How to turn marketing into a profit centre

While every marketer understands the importance of knowing the customer, the process and nuances are different for B2B marketers than B2C – at least to some extent. But if your company is one that is set in its ways, as B2B marketers, how do you orchestrate the change throughout the organisation?

According to Lynn Huang, head of marketing and strategy for Asia Pacific at Honeywell, it’s a change marketing is responsible for.

She was speaking at the B2B Marketing conference recently held at the Four Seasons organised by Marketing magazine. (Read also: 3 ways to ease marketing’s tension with sales)

“You have to be able to articulate that dollar value to be able to convince the buyer to buy,” she said.

In the B2C world, if the product is “cool”, people may buy it, but in the B2B world, people won’t buy your products unless they have seen the numbers, and have made the calculation to assess whether it can help them make money (or not).

For marketers, the first point of contact should be the stakeholders at every step. What also matters is the process, Huang says, adding that waiting for a top-down approach is not the best way.

“This thought-leadership needs to be driven by marketing, together with its stakeholders,” she said.

“As B2B marketers, you need to talk to the IT managers, finance managers, the decision makers consisting of different groups and stakeholders and make sure all of them can see the product can help them make money.”

What then defines marketing?

The sales team is defined by sales revenue, finance by numbers, and HR by hiring the right people for the right positions. What about marketers? According to Huang, they are defined by how much they know their customers and what insights they can share with other departments for the entire organisation to be customer-centric.

This, therefore, requires a shift in focus – from downstream objectives activities such as interaction, and access to upstream ones such as understanding the customer needs and value of the proposition.

“Physical retail space; access online and offline – are downstream values.
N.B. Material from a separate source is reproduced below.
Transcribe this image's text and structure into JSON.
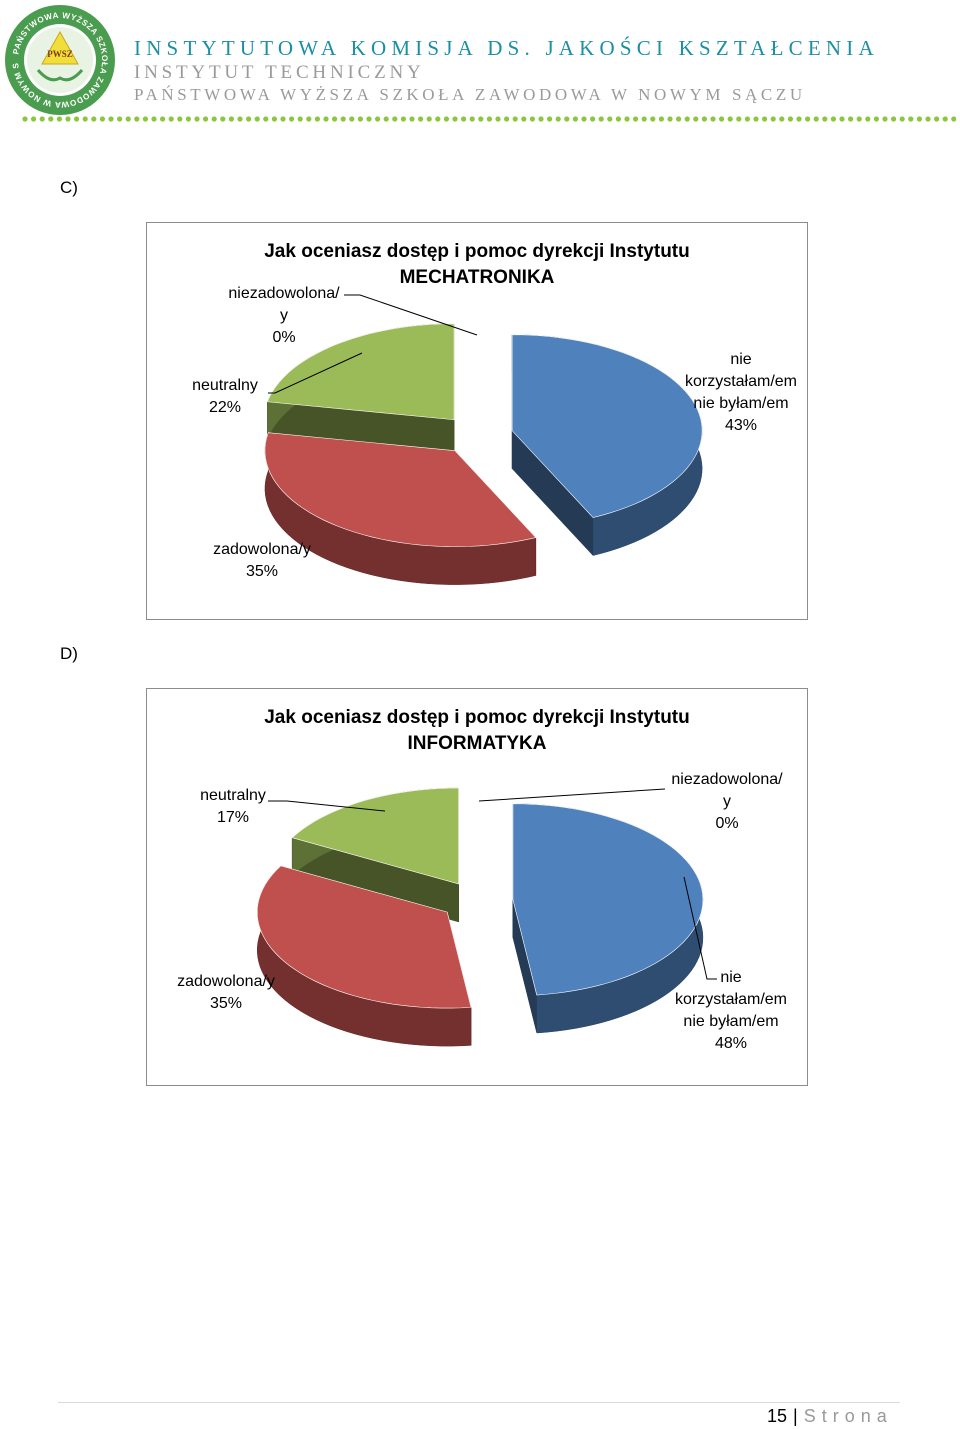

As a B2B marketer, we spend a lot of effort on the downstream. But do not forget the upstream aspects of creating needs and values for the customer. If you want to drive the profitability to your company and maximise the value of your customers, you have to focus on the bottom line. How do you do that? Get closer to your customers.”

While it may be a lot more cost-effective for B2B marketers to focus on downstream, if they do not shift their focus to upstream, it’s going to be hard for the company to become a truly customer-driven company.

It’s all about customer needs

In the old world, the segmentation was based on the industries, but that has lost much of its relevance today. The effective way to segment now is to analyse the needs of the B2B buyer.

Within retail, for example, B2B marketers should not group all the supermarkets together.

“Do not just pull out the industry index and perform the segmentation.

“B2B marketing is focused on driving the profitability of the business and identifying the customer needs and ensuring that you have a competitive edge. How good you are is decided by how bad your competitors are.”

And that can be achieved through simple steps such as meeting clients over lunch to get a fuller understanding of their business and how it operates.

“For the role of B2B marketers – I encourage myself and my team to see customers from the business perspective, understand what defines the business, where the focus is, and the value you and your organisation could provide your customers.

“There should be a lot of interaction between marketing and sales, and marketing and innovation. Marketing is not a function – it is a way of doing business.”